The country's National Police recorded 3,568 violent deaths in the first six months of this year, many more than the 2,042 reported during the same period in 2022. That year ended with 4,600 violent deaths, the highest number in the country's history and the double the total in 2021.

Last month, the mayor of the port city of Manta was shot dead. President Guillermo Lasso then declared a state of emergency covering two provinces and the country's prison system in an effort to stop the violence.

Video of the political rally posted on social media shows Villavicencio leaving surrounded by security guards. He is then seen getting into a white van before gunshots are heard, followed by screaming and commotion around the van.

Zuquilanda said Villavicencio had received at least three death threats before the shooting and reported them to authorities, which resulted in an arrest.

President Lasso said that the candidate's assassins threw a grenade into the street to cover his escape, but it did not explode. Police later destroyed the grenade with a controlled explosion. The president declared three days of national mourning and a state of emergency that implies the deployment of additional military personnel throughout the country.

Villavicencio, one of the eight candidates for the presidency, was the candidate of the Let's Build Ecuador Movement.

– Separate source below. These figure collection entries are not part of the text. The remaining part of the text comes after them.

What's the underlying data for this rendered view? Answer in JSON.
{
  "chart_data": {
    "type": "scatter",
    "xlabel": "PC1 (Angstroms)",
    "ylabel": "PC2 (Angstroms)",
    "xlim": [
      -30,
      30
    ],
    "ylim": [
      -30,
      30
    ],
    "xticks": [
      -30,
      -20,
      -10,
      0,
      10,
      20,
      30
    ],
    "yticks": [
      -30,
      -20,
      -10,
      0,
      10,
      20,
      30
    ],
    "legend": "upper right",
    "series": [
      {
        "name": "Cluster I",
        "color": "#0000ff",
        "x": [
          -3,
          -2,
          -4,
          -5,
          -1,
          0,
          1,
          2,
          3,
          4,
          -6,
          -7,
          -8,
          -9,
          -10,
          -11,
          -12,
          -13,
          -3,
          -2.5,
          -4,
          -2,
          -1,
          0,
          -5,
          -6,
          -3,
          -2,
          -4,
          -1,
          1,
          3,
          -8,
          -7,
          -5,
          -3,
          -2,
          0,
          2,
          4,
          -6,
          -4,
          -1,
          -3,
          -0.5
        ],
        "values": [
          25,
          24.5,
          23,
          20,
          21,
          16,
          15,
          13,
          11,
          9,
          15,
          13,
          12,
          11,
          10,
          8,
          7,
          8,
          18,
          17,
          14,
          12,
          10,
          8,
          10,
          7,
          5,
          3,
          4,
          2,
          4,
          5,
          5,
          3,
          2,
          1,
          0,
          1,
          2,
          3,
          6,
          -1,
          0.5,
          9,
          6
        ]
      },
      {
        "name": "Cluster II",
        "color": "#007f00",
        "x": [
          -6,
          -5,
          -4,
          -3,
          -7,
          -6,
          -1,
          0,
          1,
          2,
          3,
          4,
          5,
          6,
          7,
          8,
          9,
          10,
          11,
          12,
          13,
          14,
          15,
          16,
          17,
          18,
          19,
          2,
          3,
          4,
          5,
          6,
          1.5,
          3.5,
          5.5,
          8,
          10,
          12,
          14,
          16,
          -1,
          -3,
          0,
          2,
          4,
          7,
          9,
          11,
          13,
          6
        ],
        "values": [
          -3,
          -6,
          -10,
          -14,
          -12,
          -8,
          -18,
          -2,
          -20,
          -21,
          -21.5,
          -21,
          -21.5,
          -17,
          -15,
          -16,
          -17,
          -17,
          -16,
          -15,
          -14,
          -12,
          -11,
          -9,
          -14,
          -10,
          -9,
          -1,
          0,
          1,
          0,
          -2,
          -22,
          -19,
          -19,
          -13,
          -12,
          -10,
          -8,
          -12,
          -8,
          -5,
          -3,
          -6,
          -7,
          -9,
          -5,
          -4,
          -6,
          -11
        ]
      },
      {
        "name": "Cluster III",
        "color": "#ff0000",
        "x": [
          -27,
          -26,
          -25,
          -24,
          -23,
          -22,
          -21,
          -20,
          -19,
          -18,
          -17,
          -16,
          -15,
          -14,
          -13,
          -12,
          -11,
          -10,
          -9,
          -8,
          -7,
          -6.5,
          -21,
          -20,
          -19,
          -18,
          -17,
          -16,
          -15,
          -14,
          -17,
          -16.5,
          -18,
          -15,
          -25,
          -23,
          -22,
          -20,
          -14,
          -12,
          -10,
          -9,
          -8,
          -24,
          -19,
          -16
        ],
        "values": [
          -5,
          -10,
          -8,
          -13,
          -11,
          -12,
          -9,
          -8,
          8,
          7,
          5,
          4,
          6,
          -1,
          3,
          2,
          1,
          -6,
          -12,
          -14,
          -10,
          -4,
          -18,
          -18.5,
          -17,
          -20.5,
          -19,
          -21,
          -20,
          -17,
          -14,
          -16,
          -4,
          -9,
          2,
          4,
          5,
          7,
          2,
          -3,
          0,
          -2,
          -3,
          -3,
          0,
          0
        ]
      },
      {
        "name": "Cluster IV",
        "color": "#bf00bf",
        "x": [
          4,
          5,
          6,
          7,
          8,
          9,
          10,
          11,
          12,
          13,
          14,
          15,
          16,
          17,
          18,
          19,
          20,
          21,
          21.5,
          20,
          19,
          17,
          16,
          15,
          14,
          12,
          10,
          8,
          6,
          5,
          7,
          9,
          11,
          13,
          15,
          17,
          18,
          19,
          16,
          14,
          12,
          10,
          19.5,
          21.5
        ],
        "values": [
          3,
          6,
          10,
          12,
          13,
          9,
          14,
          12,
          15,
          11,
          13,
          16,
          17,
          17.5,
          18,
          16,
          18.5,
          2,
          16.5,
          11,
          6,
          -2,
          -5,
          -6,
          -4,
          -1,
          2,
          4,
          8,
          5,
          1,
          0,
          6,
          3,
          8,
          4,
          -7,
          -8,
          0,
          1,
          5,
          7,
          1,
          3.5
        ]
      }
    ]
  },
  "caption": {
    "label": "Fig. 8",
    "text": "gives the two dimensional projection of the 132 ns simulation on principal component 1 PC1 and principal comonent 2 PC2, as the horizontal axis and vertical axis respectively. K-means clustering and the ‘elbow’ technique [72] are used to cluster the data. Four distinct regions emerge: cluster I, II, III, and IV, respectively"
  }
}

In his final speech before he was assassinated, Villavicencio promised a crowd that he would fight corruption, including among police forces, and jail more criminals. “Here I am showing my face. I am not afraid of them, ”Villavicencio said before his death, naming the detained crime boss José Adolfo Macías, alias“ Fito ”.

Villavicencio's security detail included police officers and private security guards.

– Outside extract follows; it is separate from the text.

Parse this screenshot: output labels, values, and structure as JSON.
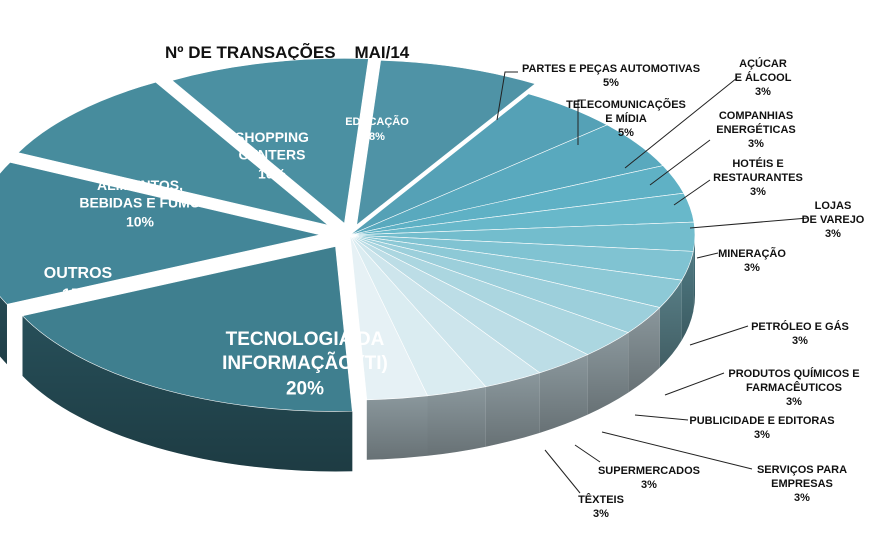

Villavicencio was a freelance journalist who investigated corruption in previous governments before entering politics as an anti-corruption activist. He was one of the most critical voices in the country with the government of President Rafael Correa (2007-2017).

The murdered candidate, who was married and survived by five children, filed many legal complaints against high-ranking members of the Correa government, including the former president himself. He was sentenced to 18 months in prison for defamation for his criticism of Correa and fled to indigenous territory in Ecuador, later receiving asylum in neighboring Peru.

One of Villavicencio's investigations led to criminal prosecution and an eight-year prison sentence on corruption charges against Correa. The former president, who moved to Belgium in 2017, was sentenced in absentia in April 2020.

Edison Romo, a former military intelligence colonel, said the anti-corruption allegations made Villavicencio "a threat to international criminal organizations."

Arnson claims that Villavicencio's murder could have a chilling effect on the upcoming elections. “It is a message to Ecuadorian society as a whole that those who try to confront this type of corruption and illegality can pay with their lives,” she says.